The Vice President and Foreign Policy: From “the most insignificant office” to Gore as Russia Czar — Aaron Mannes

VP Gore Russia Czar

INTRODUCTION:
The Clinton administration’s Russia policy specifically empowered a vice president, Al Gore, to play a leading foreign policy role through the Bi-National Commission on Economic and Technological Cooperation, which Gore co-chaired with the Russian Prime Minister. Gore’s important function within the national security process, administering a major, high profile national security program, was a significant moment in the continuing evolution of the vice president’s office, which over the past 60 years has changed from a mere afterthought (once referred to as a Constitutional appendix) to a power-base in its own right. Vice President Gore’s role in the U.S.-Russian bilateral commissions provides an important glimpse into both a high profile foreign policy initiative and into the dynamics of a prominent vice presidential role in national security affairs.

STRATEGY:
The idea for a new forum to increase U.S.-Russia cooperation was initially developed in a 1993 meeting between Russian Foreign Minister Kozyrev and Strobe Talbott (Ambassador to the Newly Independent States, and the Clinton administration’s point-person on Russia policy). After Presidents Yeltsin and Clinton approved the idea, Vice President Gore and Russian Prime Minister Chernomyrdin agreed to be co-chairs and the Gore-Chernomyrdin Commission, or GCC was established. The GCC and its successor commissions were an attempt to establish a stronger and more systematic U.S.-Russian relationship by creating an ongoing process to address a variety of problems as they arose.

The Commission was also a unique, but creative use of the vice presidency.
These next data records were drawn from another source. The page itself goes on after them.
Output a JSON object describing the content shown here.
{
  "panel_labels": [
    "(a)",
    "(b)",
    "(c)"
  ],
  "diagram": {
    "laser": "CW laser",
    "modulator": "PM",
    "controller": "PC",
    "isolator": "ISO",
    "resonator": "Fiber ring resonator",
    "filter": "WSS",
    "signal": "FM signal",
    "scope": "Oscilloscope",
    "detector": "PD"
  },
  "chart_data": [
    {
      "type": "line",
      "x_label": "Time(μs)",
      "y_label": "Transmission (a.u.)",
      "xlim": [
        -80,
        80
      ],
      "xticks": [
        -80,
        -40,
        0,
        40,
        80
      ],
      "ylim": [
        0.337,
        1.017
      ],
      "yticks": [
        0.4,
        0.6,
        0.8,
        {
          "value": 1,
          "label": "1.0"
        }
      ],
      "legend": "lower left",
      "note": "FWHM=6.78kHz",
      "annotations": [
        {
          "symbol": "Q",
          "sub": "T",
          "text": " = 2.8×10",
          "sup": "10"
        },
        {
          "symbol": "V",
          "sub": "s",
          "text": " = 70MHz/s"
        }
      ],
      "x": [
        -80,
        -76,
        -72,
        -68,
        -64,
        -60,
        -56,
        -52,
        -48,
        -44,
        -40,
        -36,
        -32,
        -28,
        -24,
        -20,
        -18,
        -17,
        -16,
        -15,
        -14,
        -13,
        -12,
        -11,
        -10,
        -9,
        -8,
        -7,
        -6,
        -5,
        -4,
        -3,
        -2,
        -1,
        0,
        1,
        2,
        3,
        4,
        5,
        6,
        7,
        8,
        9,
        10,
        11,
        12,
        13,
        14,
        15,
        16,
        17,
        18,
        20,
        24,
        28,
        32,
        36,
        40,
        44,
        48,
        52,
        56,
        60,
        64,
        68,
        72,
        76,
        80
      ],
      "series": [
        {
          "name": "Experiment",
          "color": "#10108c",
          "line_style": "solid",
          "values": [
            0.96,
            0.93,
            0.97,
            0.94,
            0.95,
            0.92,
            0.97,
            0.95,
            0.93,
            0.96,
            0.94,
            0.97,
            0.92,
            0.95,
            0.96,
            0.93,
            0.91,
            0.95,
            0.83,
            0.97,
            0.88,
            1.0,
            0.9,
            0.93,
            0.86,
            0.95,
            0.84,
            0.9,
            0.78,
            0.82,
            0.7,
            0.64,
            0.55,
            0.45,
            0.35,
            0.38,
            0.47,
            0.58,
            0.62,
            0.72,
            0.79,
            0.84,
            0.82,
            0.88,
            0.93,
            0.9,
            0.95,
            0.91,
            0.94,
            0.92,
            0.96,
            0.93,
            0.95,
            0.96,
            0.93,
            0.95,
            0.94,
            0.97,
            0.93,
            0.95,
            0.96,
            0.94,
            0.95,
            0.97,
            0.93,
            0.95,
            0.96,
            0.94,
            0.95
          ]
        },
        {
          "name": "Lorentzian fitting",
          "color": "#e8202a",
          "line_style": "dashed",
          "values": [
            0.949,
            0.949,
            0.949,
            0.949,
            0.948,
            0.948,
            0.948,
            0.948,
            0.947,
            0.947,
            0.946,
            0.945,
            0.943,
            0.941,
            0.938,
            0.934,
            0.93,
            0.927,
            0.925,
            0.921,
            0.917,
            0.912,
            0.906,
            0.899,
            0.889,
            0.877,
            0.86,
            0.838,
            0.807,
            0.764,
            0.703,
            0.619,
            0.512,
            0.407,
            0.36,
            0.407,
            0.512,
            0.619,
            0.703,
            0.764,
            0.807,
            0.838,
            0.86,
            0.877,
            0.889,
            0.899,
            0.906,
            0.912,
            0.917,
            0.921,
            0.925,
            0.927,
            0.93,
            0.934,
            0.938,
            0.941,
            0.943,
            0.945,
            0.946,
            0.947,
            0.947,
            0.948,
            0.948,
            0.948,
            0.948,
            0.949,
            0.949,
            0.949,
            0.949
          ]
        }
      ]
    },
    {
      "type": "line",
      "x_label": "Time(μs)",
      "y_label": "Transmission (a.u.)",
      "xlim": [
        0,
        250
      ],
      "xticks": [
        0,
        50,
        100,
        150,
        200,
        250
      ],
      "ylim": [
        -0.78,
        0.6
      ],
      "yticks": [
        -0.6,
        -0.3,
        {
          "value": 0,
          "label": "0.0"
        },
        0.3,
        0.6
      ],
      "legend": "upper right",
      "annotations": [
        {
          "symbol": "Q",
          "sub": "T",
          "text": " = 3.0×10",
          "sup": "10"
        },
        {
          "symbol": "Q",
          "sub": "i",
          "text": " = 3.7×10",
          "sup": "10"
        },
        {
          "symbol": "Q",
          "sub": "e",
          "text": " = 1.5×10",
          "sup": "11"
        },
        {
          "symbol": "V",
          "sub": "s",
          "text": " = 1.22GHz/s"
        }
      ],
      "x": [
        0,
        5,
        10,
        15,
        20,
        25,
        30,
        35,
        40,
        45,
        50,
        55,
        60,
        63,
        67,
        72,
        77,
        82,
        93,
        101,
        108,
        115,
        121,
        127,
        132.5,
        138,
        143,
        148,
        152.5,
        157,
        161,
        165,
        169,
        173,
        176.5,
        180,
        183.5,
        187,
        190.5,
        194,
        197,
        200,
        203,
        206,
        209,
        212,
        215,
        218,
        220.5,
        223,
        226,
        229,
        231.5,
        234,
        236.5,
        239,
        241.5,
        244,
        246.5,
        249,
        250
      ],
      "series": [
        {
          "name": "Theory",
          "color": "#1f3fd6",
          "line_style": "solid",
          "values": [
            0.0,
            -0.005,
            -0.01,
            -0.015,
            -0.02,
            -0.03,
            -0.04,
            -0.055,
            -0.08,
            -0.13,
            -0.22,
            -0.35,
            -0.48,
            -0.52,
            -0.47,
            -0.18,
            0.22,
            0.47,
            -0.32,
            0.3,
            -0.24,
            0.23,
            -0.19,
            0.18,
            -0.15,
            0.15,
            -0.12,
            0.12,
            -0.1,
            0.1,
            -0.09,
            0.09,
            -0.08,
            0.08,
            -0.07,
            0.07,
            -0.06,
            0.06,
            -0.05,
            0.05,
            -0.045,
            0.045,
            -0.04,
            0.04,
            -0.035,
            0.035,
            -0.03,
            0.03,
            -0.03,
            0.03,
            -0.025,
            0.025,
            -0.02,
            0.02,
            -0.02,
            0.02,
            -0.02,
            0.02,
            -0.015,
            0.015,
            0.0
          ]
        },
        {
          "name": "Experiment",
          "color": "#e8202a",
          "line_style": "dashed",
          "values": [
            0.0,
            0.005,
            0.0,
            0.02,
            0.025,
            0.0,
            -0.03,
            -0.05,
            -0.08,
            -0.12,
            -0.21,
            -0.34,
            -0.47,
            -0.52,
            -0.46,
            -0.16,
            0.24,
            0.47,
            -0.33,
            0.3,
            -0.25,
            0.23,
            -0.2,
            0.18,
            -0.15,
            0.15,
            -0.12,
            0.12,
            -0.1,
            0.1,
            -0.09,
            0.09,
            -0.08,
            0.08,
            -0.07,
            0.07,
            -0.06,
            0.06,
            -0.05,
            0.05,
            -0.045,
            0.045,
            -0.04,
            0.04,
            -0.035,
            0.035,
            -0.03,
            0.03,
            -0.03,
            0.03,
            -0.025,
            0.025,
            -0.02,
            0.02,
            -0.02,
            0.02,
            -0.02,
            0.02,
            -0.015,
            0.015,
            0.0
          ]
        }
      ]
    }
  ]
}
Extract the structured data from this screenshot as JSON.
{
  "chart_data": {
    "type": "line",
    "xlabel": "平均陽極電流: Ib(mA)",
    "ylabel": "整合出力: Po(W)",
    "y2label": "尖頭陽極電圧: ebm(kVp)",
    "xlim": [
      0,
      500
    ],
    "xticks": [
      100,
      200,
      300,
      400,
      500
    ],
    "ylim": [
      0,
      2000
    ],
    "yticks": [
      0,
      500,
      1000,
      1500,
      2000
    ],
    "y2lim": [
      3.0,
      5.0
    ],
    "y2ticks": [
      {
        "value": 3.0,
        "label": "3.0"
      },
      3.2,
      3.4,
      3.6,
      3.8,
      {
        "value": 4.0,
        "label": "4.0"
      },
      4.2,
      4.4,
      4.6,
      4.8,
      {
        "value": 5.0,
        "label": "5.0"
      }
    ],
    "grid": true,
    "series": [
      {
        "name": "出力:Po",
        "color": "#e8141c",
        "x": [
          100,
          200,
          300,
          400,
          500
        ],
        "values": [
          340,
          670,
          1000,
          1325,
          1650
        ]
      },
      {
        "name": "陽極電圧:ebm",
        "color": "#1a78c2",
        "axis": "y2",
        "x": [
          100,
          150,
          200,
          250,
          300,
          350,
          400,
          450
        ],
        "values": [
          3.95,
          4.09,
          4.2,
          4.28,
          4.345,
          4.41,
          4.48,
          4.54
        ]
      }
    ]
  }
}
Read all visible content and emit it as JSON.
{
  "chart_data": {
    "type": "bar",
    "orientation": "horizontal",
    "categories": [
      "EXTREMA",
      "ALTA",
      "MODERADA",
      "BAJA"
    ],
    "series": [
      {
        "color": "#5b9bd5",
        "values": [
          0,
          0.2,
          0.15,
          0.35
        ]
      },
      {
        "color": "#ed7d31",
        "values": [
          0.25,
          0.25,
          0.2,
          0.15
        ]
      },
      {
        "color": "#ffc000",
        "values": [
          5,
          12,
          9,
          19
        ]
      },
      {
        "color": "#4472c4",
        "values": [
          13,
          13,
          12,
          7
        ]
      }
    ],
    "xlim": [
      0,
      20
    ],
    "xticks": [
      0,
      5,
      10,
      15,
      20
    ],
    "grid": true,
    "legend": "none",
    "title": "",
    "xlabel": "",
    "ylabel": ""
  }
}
The prestige of the vice presidency had, in the past, made the vice president useful in representing the United States abroad but for most of American history, the vice president acted in a primarily ceremonial capacity. By contrast, the GCC was an active political assignment that also required the vice president’s prestige in order to build a new working relationship with Russia.

INTEGRATED ELEMENTS OF NATIONAL POWER:
The GCC involved the cooperation of multiple cabinet departments and other agencies. Coordination was not always successful. At the policy level, there were instances of tension between the State and Treasury Departments over the impact of economic reforms on political stability; the vice president sided publicly with the State Department. At the bureacratic level, some agencies resisted cooperating with GCC programs. In particular, the U.S. Agency for International Developement (USAID), which was criticized heavily for its initiatives in Russia, saw GCC activities as an intrusion in its affairs. In other cases, because of the vice president’s prominent role in the administration, the GCC pre-empted agency endeavors and the inter-agency process. However, when compared to the instances of other active vice presidents who assumed a line assignment, the turf battles surrounding the GCC were relatively small.

EVALUATION:
A vice president brings a combination of inherent strengths and weaknesses to any major foreign policy line assignment. One weakness is limited staff resources, which for Gore meant that the GCC had no dedicated personnel and was primarily staffed from other agencies by personnel with other duties. Vice presidents also lack formal executive authority, thereby exacerbating staffing and other management problems. In addition, when a vice president plays a prominent advisory role (as Gore did for Clinton) a major line assignment can distract from this responsibility. Gore’s chairmanship of the GCC, and his de facto investment in the GCC’s public success, reduced his ability to serve as an honest broker and/or disinterested observer of Clinton’s Russia policy. However, Gore’s participation in the GCC endowed the Commission with vice presidential prominence and demonstrated both to Moscow and to the world that Russian-American relations were a high priority for the Clinton administration.

RESULTS:
Gore’s GCC had some important successes, particularly on Russian-American security issues. In other areas, such as economic development and democratization, the record was mixed. It is possible that better staffing and coordination could have helped foster more effective aid policies to assist Russian development. Perhaps most importantly, the American sponsored aid and economic reform packages became heavily associated with Russian corruption and the rise of Russian oligarch capitalists, to the enduring detriment of American prestige within Russia.

CONCLUSION:
Overall, the GCC and its successor commissions fulfilled their intended purpose of creating a new mechanism for managing Russian-American relations at the end of the Cold War. Appointing the vice president and the Russian Prime Minister as co-chairs helped establish high-level channels for U.S.-Russian discussions and ensure that the GCC became a serious conduit for negotiations. Nevertheless, though the GCC demonstrates that it might be possible for a careful vice president to manage a line assignment without excessive bureacratic struggles, institutional Gore’s experience with the GCC still also underscores enduring instituational weaknesses associated with vice presidential administration of specific policies or programs.